According to Thornley, when he and his design firm Scott Thornley and Company (STC), were doing interviews for feedback on what a new Laurier should look like, one thing kept coming up.
“Often the strongest reaction was to the colour red and to the maple leaf’s association to a beer label,” he said. “No one really commented on ‘inspiring lives of leadership and purpose’ being a tag line because it is too long to recall. Around the colour red, the leaf, there was an abundance of strong opinion.”

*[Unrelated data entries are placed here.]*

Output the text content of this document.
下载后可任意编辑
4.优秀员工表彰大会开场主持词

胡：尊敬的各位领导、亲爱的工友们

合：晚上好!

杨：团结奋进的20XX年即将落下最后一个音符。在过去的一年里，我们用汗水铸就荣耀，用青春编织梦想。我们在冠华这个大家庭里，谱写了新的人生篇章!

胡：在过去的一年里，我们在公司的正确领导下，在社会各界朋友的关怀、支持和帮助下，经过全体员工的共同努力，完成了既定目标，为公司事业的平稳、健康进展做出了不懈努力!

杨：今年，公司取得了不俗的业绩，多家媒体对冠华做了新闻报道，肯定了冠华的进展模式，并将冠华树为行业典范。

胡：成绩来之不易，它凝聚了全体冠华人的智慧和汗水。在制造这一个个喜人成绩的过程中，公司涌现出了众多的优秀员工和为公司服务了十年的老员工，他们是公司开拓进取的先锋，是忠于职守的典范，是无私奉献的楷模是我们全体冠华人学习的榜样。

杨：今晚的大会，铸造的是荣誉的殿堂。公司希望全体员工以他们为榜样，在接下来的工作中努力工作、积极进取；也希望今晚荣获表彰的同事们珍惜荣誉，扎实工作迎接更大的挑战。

So the red, water droplet-covered maple leaf of Laurier’s old logo became an upright maple leaf with more pronounced veins that can be red, purple or gold, and the old serif font was abandoned for a sans serif called Calluna and Laurier’s new logo was born. This new look logo was unveiled Friday afternoon in an event that took place simultaneously in Waterloo and Brantford, connected through the Internet.

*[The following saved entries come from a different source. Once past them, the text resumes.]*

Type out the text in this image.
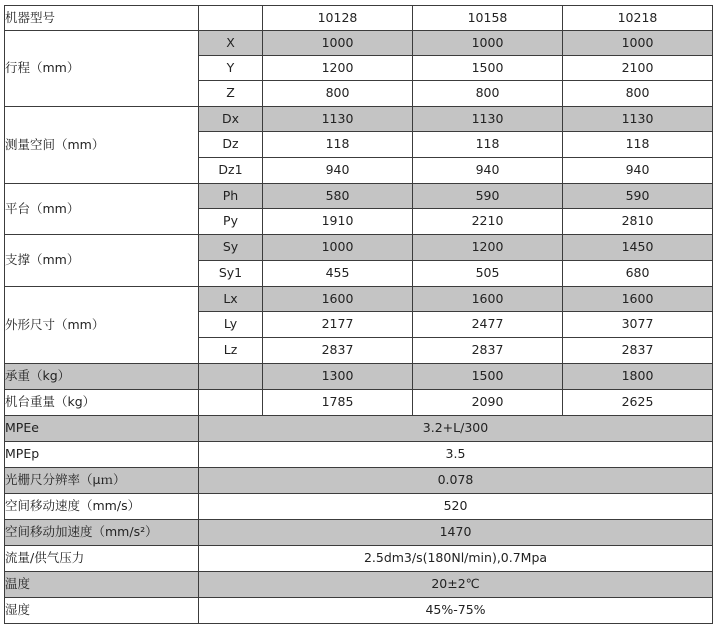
机器型号		10128	10158	10218
行程（mm）	X	1000	1000	1000
	Y	1200	1500	2100
	Z	800	800	800
测量空间（mm）	Dx	1130	1130	1130
	Dz	118	118	118
	Dz1	940	940	940
平台（mm）	Ph	580	590	590
	Py	1910	2210	2810
支撑（mm）	Sy	1000	1200	1450
	Sy1	455	505	680
外形尺寸（mm）	Lx	1600	1600	1600
	Ly	2177	2477	3077
	Lz	2837	2837	2837
承重（kg）		1300	1500	1800
机台重量（kg）		1785	2090	2625
MPEe	3.2+L/300			
MPEp	3.5			
光栅尺分辨率（μｍ）	0.078			
空间移动速度（mm/s）	520			
空间移动加速度（mm/s²）	1470			
流量/供气压力	2.5dm3/s(180Nl/min),0.7Mpa			
温度	20±2℃			
湿度	45%-75%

One colour scheme for Laurier’s new logo.
“I view it as a refreshing of our visual identity and I think it’s a fabulous way to launch into our next century,” said Laurier president Max Blouw of the new logo. “[The logo] democratizes, it makes equal the campuses. I think it also emphasizes what we think of as our institutional proposition, which is inspiring lives of leadership and purpose.”
In addition to the ‘Laurier’ mark and maple leaf, the new logo will feature an abbreviated version of WLU’s mission statement, as “Inspiring Lives” will act as a tag line on the new insignia. The new ‘Laurier’ mark and leaf will be featured in all three of the school’s official colours: purple, gold and the lesser-known red. According to Thornley, in designing the new logo, STC interviewed 16 Laurier students, staff, alumni and board members.
“What we heard in every interview was this fantastic loyalty and passion for this school,” said Thornley. “What we didn’t see was, apart from the Hawk, any evidence of it.”
The new logo cost WLU just over $100,000. According to Laurier vice president of communications, public affairs and marketing Jacqui Tam that money was approved as part of the school’s operating budget and spent over 2009-10 and 2010-11 and covered the input and feedback process as well as the design of creative concepts.
STC, the same company that designed the ‘Laurier 100’ logo, also made some slight tweaks to the university’s official crest. According to Tam, the new look for Laurier is part of natural development.
The slight changes to WLU’s official seal.
“When I look at the marks that we’ve used to identify the institution over the years, I see [the logo] as an evolution,” she said. “It’s an important look forward, but it’s rooted in the past. It’s not something that’s gone off in a totally new direction.”
Tam also mentioned that the ‘Laurier 100’ banners are going to stay up around the school and community until the end of December. Starting in January 2012, the newly designed logo will officially come into use, though at the moment, there are no plans for public displays similar to the ‘Laurier 100’ campaign.